Time spent litigating doesn’t seem to impact settlement value. Conventional wisdom says aggressive litigation leads to more favorable settlements. Not so much in the data breach space. The average per-person all-in settlement amount was fairly constant across major breaches regardless of time spent litigating. So cases that resolved before briefing any major motions or engaging in discovery settled for about the same per-settlement class member cost as settlements reached after two or three years of battle (and related litigation costs).
Nature of exfiltrated data doesn’t seem to impact settlement value either. Sensitivity of exfiltrated data doesn’t seem to impact settlement value. Whether the data was credit card data, social security numbers, health data, or some combination of those types of data, the per-person settlement cost was about the same.

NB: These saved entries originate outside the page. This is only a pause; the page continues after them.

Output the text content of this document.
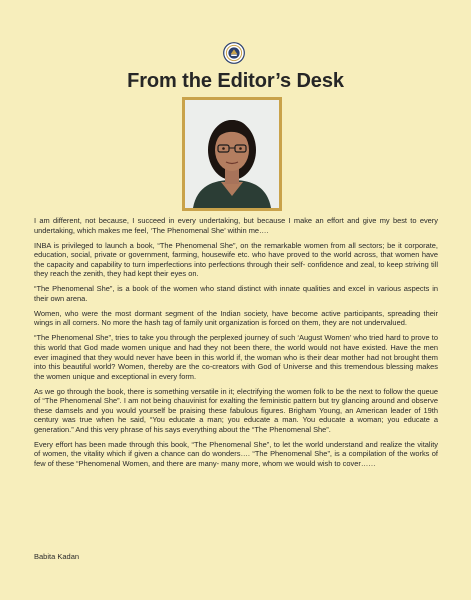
From the Editor’s Desk

I am different, not because, I succeed in every undertaking, but because I make an effort and give my best to every undertaking, which makes me feel, ‘The Phenomenal She’ within me….

INBA is privileged to launch a book, “The Phenomenal She”, on the remarkable women from all sectors; be it corporate, education, social, private or government, farming, housewife etc. who have proved to the world across, that women have the capacity and capability to turn imperfections into perfections through their self- confidence and zeal, to keep striving till they reach the zenith, they had kept their eyes on.

“The Phenomenal She”, is a book of the women who stand distinct with innate qualities and excel in various aspects in their own arena.

Women, who were the most dormant segment of the Indian society, have become active participants, spreading their wings in all corners. No more the hash tag of family unit organization is forced on them, they are not undervalued.

“The Phenomenal She”, tries to take you through the perplexed journey of such ‘August Women’ who tried hard to prove to this world that God made women unique and had they not been there, the world would not have existed. Have the men ever imagined that they would never have been in this world if, the woman who is their dear mother had not brought them into this beautiful world? Women, thereby are the co-creators with God of Universe and this tremendous blessing makes the women unique and exceptional in every form.

As we go through the book, there is something versatile in it; electrifying the women folk to be the next to follow the queue of “The Phenomenal She”. I am not being chauvinist for exalting the feministic pattern but try glancing around and observe these damsels and you would yourself be praising these fabulous figures. Brigham Young, an American leader of 19th century was true when he said, “You educate a man; you educate a man. You educate a woman; you educate a generation.” And this very phrase of his says everything about the “The Phenomenal She”.

Every effort has been made through this book, “The Phenomenal She”, to let the world understand and realize the vitality of women, the vitality which if given a chance can do wonders…. “The Phenomenal She”, is a compilation of the works of few of these “Phenomenal Women, and there are many- many more, whom we would wish to cover……

Babita Kadan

Few objectors or appeals. In most of the cases, no class members filed objections. In the few cases in which objections were filed, the number of objectors was very small, less than 0.05% of all class members, on average. Objectors filed appeals in two of the 13 settled cases.[5]
What to Watch for in 2021
We’d expect the enormous increase in security incidents this year to lead to even more data breach litigation in 2021. Watch for plaintiffs’ counsel to continue to try to get around the challenges in bringing these cases and certifying a class, including by continuing to attempt to prove intrinsic value of personal information. We also will be watching the Supreme Court’s ruling in TransUnion LLC v. Ramirez, in which the justices will again consider whether plaintiffs may pursue a damages class action where the vast majority of the class did not suffer any injury or did not suffer an injury like that suffered by the class representative. We’ve been down this path before with Spokeo, so we’ll see if we get any more clarity from the Supreme Court that shapes the data breach class action landscape. No matter how the ruling comes out, though, we can look forward to another busy year for data breach class actions in 2021.